JAPANESE WAR-SONG
| Ana u-reshi | yo-ro-ko-bashi | ta-ta-kai ka-chi no |
| Oh, how full of bliss, | how delightful ’tis, | When you fight, to win the day! |
| Momo chi-ji no | Ad-a wa mina | A-to naka nari nu |
| Hundreds went before, | Thousands are no more, | All our foes have passed away. |
Though precociously intelligent, Zaburo was not too old to play with toys, and the gift of a pop-gun cemented our too brief alliance.
In the middle of July falls the Buddhist festival of Bon, better known as the Feast of Lanterns, when the souls of the dead revisit the living. The decay of religion has unfortunately robbed this touching celebration of its more striking features. Formerly on the eve of the fête the graves were hung with lanterns, that the spirits might be lighted on the way to their old homes. On the day itself the villagers fasted, but left before the household shrine flowers and water and a little food, while they went out towards evening and danced in a large circle, singing quaint songs and clapping their hands to the strains of drum and flute.
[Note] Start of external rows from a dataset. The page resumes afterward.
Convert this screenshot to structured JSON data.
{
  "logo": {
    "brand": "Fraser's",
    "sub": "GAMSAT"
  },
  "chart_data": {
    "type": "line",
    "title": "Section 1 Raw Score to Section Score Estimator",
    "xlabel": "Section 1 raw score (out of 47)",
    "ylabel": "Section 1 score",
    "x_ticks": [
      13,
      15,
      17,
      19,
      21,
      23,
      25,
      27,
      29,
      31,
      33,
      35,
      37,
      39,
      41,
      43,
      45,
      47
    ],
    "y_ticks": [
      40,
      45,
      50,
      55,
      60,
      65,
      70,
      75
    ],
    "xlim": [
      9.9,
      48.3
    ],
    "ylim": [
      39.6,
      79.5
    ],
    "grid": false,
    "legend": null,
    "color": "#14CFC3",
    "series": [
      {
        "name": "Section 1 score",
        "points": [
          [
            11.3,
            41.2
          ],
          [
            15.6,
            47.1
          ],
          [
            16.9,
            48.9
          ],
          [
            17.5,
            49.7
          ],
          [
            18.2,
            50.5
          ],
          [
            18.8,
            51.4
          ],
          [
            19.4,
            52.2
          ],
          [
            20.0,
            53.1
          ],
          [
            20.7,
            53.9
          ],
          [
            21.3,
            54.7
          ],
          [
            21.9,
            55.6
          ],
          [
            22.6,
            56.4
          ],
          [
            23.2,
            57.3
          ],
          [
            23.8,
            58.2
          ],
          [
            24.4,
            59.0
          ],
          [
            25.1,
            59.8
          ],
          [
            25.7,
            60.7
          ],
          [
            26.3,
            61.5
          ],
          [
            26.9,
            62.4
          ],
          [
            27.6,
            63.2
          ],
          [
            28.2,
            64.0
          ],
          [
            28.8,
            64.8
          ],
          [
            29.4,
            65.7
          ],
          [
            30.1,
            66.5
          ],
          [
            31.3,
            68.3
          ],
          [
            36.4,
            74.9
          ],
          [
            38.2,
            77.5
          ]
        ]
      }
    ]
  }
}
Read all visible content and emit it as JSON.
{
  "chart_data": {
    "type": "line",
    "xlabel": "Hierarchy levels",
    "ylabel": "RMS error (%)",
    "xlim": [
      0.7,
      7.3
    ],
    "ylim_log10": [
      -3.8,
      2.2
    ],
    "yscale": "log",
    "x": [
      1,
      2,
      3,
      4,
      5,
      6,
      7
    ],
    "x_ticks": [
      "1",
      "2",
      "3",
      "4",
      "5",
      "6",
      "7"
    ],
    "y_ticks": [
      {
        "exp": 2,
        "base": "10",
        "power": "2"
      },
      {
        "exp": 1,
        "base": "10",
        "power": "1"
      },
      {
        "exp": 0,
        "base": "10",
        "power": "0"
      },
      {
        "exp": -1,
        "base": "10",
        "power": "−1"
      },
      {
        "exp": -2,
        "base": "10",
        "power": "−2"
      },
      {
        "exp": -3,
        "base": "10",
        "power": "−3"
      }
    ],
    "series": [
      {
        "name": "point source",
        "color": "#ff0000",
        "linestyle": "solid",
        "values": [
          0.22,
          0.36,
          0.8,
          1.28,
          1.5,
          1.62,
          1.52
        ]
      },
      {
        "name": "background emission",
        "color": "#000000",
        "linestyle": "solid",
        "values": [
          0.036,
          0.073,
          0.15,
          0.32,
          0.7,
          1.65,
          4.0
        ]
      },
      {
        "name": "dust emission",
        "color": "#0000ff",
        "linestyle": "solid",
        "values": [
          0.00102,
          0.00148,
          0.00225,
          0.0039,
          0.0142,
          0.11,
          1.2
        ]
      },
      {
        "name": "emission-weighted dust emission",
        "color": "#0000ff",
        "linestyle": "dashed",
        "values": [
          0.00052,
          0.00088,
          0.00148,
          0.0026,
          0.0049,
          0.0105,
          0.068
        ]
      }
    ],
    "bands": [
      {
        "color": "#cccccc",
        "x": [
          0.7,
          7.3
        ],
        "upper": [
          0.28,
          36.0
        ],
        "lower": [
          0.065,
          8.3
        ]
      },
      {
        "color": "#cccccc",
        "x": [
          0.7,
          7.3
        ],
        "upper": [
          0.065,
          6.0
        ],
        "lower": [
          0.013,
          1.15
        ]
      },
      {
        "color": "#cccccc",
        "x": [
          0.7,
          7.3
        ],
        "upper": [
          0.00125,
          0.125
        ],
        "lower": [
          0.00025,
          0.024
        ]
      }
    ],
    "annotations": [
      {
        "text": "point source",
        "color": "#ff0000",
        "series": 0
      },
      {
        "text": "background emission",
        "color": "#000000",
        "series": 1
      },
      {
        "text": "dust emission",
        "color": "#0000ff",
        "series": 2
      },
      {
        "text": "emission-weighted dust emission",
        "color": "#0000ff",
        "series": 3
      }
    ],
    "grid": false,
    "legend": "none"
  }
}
Then, when the time was come for the spirits to return, on river and stream were launched a fleet of tiny boats of straw, each with its paper lantern, in which the invisible visitors were wafted back to shadow-land. These things are done no more, or only in remote rural districts. Danger to shipping caused the floating of little fire-ships to be prohibited in the ports, while at Tōkyō the ceremony of “opening the river” covers the Sumidagawa with gay pleasure-boats, and in the secular crackle of fireworks the sacred associations of the day are forgotten. In the villages the peasants have not abandoned the dance, which town-folk delegate to geisha, but its date varies from district to district, and I did not witness one until a month later at Akakura. Yet Ikao has contrived to preserve the more pious aspect of All Souls’ Day by two simple services of devotion in graveyard and temple.
By the merest accident I caught sight of a group of women passing through a dark grove of cryptomeria, whose lofty aisles are sown with innumerable tombs. I had often been there, allured by the tranquil images of Buddha, whose face and posture seemed eloquent of everlasting repose. To-day their silent watch was broken by the passage of many rustling skirts and gentle laughter, for even in such places the childish musumé does not deem it sinful to smile. I struck across the wood and recognised the sister of my landlord, Kindayu San, accompanied by three or four serving-women. One carried a kettle of boiling water, another some sticks of incense, and a third some flowers. Permission being accorded to join them, I went along with them to more than thirty graves. On each a little water was poured, a little incense burned, and the prayer, “Namu Amida Butsu,” uttered. The humblest of the dead was equally honoured with the nearest kinsman, and, after relations by marriage or adoption had been visited, the last to receive salutation was a banto, or temporary bookkeeper, who had died four years before after eight years’ service. “Will not the honourable stranger also make a prayer?” was asked, and I complied, repeating “Namu Amida Butsu,” “I adore thee, O Eternal Buddha,” in the hope that their god would understand that his claim to adoration by barbarian lips lay in the kind memorial offices which his faith inspired. Many of the graves lay so far apart that we had crossed two valleys and found ourselves some miles from home at the luncheon-hour of noon. So we entered the nearest tea-house and were served with tea and sweet cakes. As the proprietor had a small stock of sacred images for sale, I bought for a souvenir of the day two clay foxes with tails gilded at the tip, the snarling door-keepers of the rice-goddess; but Inari must have rejected in anger my mock homage, for three weeks later in a carefully packed yanagori I grieved to find chaotic “fragments of no more a” fox.